Suppose there exists three normal lines from the point $(r, 0)$ to the
parabola $x = y^2$, and $r > \frac{1}{2}$, one of which is the
x axis. Determine the value of r where the two other normal lines would be
perpendicular?
I found the $\frac{dy}{dx} (parabola)= \frac{1}{2\sqrt{x}} $ .
Thus gradient of normal, is $-2\sqrt{x}$, and the equation of normal is $y=-2\sqrt{x} (x-r) $.
If I equate the equation of normal with the parabola,
I get $ \pm \sqrt{x}=-2\sqrt{x} (x-r) $,
which solving will result in $x=\pm\frac{1}{2} +r$,
however I am stuck and I cannot find an exact value of r.
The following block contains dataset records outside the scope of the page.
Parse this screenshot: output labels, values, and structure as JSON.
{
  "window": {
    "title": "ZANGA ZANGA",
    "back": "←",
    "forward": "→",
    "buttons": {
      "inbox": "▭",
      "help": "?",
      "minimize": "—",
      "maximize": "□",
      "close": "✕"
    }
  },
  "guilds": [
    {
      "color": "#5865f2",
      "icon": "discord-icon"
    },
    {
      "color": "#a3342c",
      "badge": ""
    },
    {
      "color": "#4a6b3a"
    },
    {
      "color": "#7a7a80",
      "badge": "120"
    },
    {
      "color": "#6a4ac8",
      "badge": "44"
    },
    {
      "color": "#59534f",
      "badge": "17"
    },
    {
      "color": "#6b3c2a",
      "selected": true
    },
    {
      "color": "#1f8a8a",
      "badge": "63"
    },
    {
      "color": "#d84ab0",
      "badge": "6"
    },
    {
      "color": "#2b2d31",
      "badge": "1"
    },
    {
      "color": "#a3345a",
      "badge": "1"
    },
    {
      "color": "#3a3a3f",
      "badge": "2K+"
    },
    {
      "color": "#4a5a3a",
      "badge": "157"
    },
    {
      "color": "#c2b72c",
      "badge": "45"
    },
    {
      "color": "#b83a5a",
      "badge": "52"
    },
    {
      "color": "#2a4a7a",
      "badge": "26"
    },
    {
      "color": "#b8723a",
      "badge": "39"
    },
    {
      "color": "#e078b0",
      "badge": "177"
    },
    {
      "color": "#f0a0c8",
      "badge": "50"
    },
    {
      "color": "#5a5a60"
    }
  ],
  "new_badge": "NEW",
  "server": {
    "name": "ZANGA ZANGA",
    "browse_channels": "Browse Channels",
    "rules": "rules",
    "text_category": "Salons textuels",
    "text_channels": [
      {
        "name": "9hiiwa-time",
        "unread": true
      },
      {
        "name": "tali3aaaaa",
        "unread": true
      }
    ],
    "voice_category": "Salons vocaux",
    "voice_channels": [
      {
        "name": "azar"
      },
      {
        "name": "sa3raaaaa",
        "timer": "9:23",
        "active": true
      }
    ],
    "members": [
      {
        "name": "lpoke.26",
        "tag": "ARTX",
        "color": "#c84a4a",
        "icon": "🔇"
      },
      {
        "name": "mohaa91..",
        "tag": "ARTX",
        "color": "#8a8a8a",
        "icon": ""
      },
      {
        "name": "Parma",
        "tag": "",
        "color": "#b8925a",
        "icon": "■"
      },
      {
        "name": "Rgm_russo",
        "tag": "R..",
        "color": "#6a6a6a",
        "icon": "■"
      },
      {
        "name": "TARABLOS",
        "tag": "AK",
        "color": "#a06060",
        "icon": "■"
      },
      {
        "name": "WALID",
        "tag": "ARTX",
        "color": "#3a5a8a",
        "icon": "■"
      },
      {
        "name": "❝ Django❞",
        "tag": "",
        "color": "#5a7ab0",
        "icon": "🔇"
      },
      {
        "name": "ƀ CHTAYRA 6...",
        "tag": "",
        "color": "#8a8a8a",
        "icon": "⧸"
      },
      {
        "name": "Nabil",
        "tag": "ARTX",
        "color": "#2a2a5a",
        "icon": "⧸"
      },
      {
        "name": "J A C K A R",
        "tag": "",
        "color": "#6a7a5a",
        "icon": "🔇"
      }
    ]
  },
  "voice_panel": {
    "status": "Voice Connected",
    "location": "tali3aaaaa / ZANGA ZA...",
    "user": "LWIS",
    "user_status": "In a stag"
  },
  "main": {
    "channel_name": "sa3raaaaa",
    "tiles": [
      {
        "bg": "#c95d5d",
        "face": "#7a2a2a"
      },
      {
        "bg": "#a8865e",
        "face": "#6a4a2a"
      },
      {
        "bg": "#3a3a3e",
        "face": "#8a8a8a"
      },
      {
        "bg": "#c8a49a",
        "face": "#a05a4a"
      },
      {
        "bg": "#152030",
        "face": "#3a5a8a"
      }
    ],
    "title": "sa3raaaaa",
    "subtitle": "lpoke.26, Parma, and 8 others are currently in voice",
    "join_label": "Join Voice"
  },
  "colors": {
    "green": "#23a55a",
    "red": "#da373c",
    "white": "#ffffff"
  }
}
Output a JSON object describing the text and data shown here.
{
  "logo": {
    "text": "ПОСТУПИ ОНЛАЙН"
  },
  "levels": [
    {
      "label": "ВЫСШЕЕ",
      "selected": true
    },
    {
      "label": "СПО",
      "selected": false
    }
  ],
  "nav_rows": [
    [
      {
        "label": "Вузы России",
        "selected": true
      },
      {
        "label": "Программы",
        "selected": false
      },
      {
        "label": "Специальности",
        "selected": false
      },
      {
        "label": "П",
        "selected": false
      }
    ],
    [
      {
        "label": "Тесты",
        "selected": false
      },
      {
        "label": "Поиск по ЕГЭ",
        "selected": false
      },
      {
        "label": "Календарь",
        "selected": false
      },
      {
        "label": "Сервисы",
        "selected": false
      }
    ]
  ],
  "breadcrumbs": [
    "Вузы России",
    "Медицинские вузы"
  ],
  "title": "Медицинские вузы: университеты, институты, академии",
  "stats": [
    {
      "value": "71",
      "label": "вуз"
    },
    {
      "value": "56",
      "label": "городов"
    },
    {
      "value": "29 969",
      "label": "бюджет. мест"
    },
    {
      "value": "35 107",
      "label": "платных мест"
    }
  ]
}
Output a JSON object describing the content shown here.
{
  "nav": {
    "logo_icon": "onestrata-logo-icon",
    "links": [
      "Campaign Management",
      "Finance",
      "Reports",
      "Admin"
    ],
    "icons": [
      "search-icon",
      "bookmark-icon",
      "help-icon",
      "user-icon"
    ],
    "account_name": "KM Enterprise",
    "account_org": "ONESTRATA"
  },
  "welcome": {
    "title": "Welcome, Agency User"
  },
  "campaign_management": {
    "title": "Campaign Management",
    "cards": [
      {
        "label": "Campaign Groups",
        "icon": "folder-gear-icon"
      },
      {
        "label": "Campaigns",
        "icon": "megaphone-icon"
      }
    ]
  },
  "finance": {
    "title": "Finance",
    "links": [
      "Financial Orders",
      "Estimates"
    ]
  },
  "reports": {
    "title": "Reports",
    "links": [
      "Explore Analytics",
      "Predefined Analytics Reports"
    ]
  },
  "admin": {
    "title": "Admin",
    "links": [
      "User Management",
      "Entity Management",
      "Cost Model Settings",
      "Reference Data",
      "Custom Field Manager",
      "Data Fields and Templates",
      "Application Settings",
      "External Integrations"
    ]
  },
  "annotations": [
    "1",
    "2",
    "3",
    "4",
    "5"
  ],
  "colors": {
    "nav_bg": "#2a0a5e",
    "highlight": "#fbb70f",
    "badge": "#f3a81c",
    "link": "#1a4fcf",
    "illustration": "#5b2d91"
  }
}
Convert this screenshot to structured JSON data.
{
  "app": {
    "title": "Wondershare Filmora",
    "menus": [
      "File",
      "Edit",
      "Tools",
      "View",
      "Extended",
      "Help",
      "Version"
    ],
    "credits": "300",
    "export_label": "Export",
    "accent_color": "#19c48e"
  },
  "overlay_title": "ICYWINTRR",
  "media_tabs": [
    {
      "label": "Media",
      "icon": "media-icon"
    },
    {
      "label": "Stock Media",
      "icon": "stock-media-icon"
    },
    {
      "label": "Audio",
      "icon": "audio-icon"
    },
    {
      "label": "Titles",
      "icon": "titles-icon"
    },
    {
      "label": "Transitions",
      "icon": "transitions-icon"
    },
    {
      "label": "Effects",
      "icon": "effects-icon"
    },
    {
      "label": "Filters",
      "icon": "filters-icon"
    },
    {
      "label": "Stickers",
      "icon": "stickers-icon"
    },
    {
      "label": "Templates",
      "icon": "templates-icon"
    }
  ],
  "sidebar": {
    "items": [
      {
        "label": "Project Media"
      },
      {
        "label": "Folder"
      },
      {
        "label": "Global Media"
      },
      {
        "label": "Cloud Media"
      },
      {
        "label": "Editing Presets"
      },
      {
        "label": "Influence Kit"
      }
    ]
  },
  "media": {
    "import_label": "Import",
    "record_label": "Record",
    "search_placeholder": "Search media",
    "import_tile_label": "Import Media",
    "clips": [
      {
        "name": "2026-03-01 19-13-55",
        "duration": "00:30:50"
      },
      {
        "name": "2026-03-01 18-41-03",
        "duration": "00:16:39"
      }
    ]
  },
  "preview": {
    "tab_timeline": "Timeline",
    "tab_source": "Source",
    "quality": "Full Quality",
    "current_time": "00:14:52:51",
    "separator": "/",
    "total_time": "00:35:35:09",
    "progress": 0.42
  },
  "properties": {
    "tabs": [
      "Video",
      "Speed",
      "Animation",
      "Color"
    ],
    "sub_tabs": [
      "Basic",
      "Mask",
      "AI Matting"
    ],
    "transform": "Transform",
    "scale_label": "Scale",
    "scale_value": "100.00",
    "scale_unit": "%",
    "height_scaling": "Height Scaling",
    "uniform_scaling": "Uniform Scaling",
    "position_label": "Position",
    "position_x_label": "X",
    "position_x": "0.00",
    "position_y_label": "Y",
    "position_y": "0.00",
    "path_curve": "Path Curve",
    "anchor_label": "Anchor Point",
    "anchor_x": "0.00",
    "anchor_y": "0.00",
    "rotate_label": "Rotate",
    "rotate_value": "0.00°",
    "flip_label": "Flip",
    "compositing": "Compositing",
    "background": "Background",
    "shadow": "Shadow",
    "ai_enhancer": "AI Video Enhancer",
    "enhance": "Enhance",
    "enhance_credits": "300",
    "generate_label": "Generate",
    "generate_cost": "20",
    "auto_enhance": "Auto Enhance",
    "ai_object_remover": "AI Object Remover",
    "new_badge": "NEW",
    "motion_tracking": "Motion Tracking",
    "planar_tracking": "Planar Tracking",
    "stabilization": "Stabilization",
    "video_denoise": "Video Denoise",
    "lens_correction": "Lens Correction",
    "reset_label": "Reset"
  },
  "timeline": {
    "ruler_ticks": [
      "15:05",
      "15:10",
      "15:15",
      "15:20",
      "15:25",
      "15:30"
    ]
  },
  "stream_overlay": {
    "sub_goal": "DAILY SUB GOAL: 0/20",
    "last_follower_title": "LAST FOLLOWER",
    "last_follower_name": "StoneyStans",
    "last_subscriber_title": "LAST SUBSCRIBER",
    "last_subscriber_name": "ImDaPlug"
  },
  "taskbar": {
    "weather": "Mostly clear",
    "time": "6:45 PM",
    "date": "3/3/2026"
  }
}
Where did I go wrong and how should I have approached this question?
Best Answer
The tangents and the normals form a square
The slope of a tangent is $m=\pm \frac{1}{2\sqrt{x}}$
Which must be $\pm 1$
$-\frac{1}{2\sqrt{x}}=1\to x=-\frac{1}{4}$
The tangent has equation $y=x+\frac14$
the intersection with the parabola is
$$x=\left(x+\frac14\right)^2 \to x=\frac14;\;y=\frac{1}{2}$$
Normals have slope $m^{\perp}=\pm 2\sqrt{x}$
The normal has equation
$$y-\frac{1}{2}=-(x-\frac14)$$
the intersection with $x$ axis is $r=\frac{3}{4}$